U.S. Children's Hospitals Treating More Complex, Expensive Conditions
Researchers find biggest increase in patients with special needs, such as cerebral palsy
Thursday, December 27, 2012
The finding raises concerns about how well freestanding pediatric hospitals can handle a rapidly growing group of patients that are, by definition, difficult and expensive to care for.
"Children with medical complexity are often relying on a myriad of services to get their health care needs met," said study lead author Dr. Jay Berry, an assistant professor of pediatrics with Boston Children's Hospital and Harvard Medical School in Boston. "These services include primary and specialty care, home nursing and case management."
Most children seen in hospitals are healthy overall, but require treatment for an acute sickness, such as pneumonia, the authors stressed. But a minority of children suffer from lifelong chronic sickness, such as those born with heart disease; neurological diseases such as cerebral palsy, which impairs muscle tone and movement; or Down syndrome, a chromosomal disorder that affects the nervous system and may include heart, hearing and skeletal problems.
It's not unusual for children with complex conditions to see 10 to 15 different care providers throughout the year, Berry said. "They tend to have a lot of appointments," he added.
Two main factors are driving up hospital use by children with medically complex conditions, he noted. "One, survival for these children has improved. They are living longer, but at the expense of developing secondary co-morbid conditions that often require hospital care for treatment," he said.
"Two, care coordination for these children is inadequate," he added. "With better care coordination and proactive care planning, we believe that the children would be healthier and not need to come into the hospital so often."
Berry and his colleagues discussed their findings in the Dec. 24 online issue of the journal Archives of Pediatrics & Adolescent Medicine.
To assess trends in admissions at children's hospitals, Berry's team studied data for more than 1.5 million pediatric patients hospitalized at least once at one of 28 urban pediatric hospitals between 2004 and 2009.
All the hospitals provide patient information to the Pediatric Health Information System, which represents about half of the nation's freestanding children's hospitals. Patients of all ages were included, given that many kids over age 18 continue receiving care at children's hospitals as they age.
Although there was a significant increase in pediatric hospitalizations during the study time frame, hospitals saw a bigger rise in the admissions of chronically sick children (up by more than 19 percent) compared with those who did not have a chronic condition (up by less than 14 percent).
The biggest increase (nearly 33 percent) was seen among children diagnosed with a severe chronic illness that affected at least two body systems. The most common combination of conditions was cerebral palsy and asthma. By 2009 this group of children constituted more than 19 percent of all the hospitalized patients, and contributed to more than 50 percent ($9.2 billion) of hospital charges, the study found.

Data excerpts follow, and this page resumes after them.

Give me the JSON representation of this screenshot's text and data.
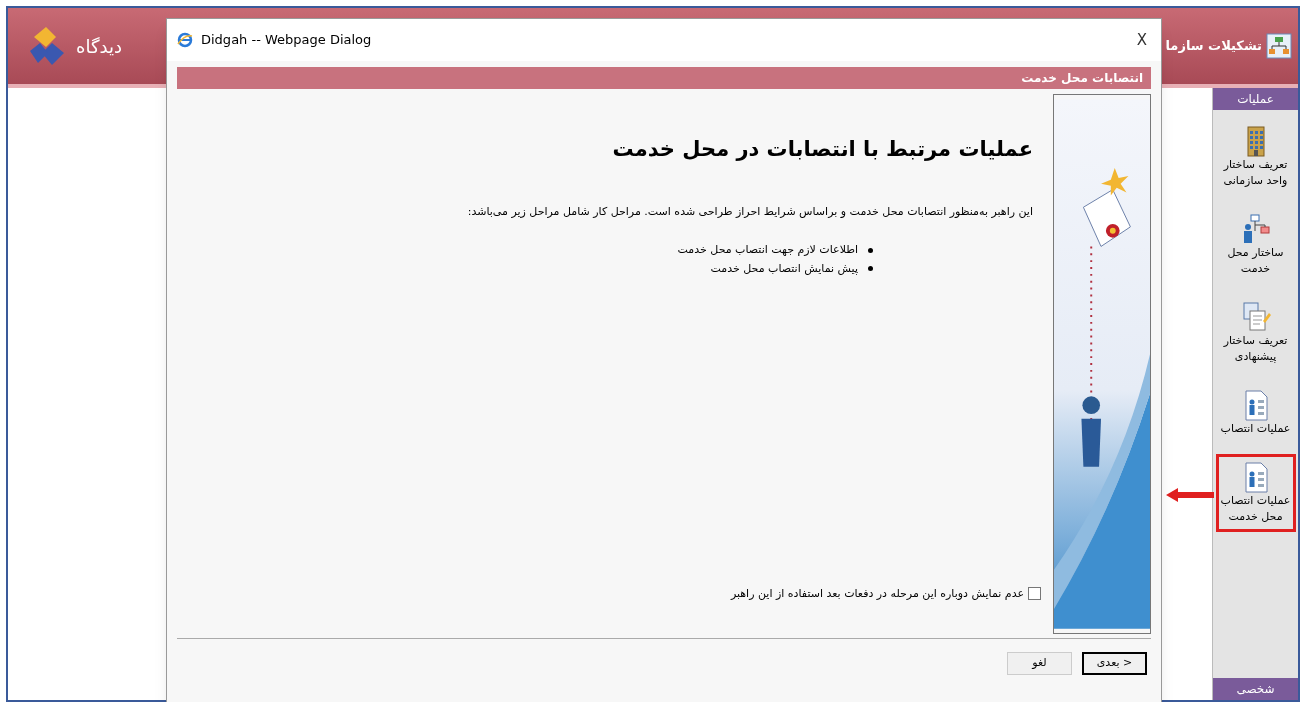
{
  "app": {
    "logo_text": "دیدگاه",
    "title": "تشکیلات سازما"
  },
  "sidebar": {
    "section_title": "عملیات",
    "footer_section": "شخصی",
    "items": [
      {
        "label": "تعریف ساختار واحد سازمانی",
        "highlighted": false
      },
      {
        "label": "ساختار محل خدمت",
        "highlighted": false
      },
      {
        "label": "تعریف ساختار پیشنهادی",
        "highlighted": false
      },
      {
        "label": "عملیات انتصاب",
        "highlighted": false
      },
      {
        "label": "عملیات انتصاب محل خدمت",
        "highlighted": true
      }
    ]
  },
  "dialog": {
    "title": "Didgah -- Webpage Dialog",
    "close": "X",
    "header": "انتصابات محل خدمت",
    "heading": "عملیات مرتبط با انتصابات در محل خدمت",
    "intro": "این راهبر به‌منظور انتصابات محل خدمت و براساس شرایط احراز طراحی شده است. مراحل کار شامل مراحل زیر می‌باشد:",
    "steps": [
      "اطلاعات لازم جهت انتصاب محل خدمت",
      "پیش نمایش انتصاب محل خدمت"
    ],
    "dont_show_again": {
      "label": "عدم نمایش دوباره این مرحله در دفعات بعد استفاده از این راهبر",
      "checked": false
    },
    "buttons": [
      {
        "label": "بعدی >",
        "default": true
      },
      {
        "label": "لغو",
        "default": false
      }
    ]
  }
}
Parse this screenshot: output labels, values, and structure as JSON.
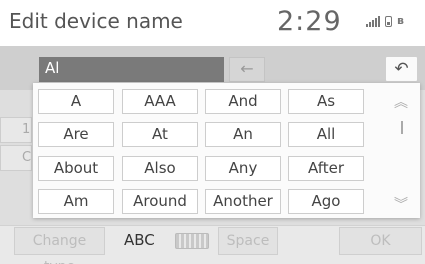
{
  "header": {
    "title": "Edit device name",
    "clock": "2:29"
  },
  "input": {
    "value": "Al",
    "backspace_icon": "backspace-arrow-icon"
  },
  "undo_icon": "undo-arrow-icon",
  "background_keys": [
    "1",
    "C"
  ],
  "candidates": {
    "rows": [
      [
        "A",
        "AAA",
        "And",
        "As"
      ],
      [
        "Are",
        "At",
        "An",
        "All"
      ],
      [
        "About",
        "Also",
        "Any",
        "After"
      ],
      [
        "Am",
        "Around",
        "Another",
        "Ago"
      ]
    ]
  },
  "bottom": {
    "change_type": "Change type",
    "mode": "ABC",
    "space": "Space",
    "ok": "OK"
  },
  "colors": {
    "field_bg": "#7a7a7a",
    "panel_bg": "#fbfbfb",
    "disabled_text": "#bdbdbd"
  }
}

Based on the findings, Berry suggested that children's hospitals need to proactively prepare financially and organizationally for the long-term likelihood that their patient pool will become increasingly sicker as a whole, and thereby more difficult and costly to treat.
In an accompanying editorial, Dr. Steven Altschuler, chief executive officer of the Children's Hospital of Philadelphia, said that although many factors contribute to the overall trend, the bottom-line conclusion is not surprising.
"Most pediatric programs in smaller community hospitals do not have the resources or expertise to care for these chronically ill children with multiple problems," he said. The large pediatric hospitals are able to integrate care involving multiple physicians across different specialties, "so these findings are not unexpected."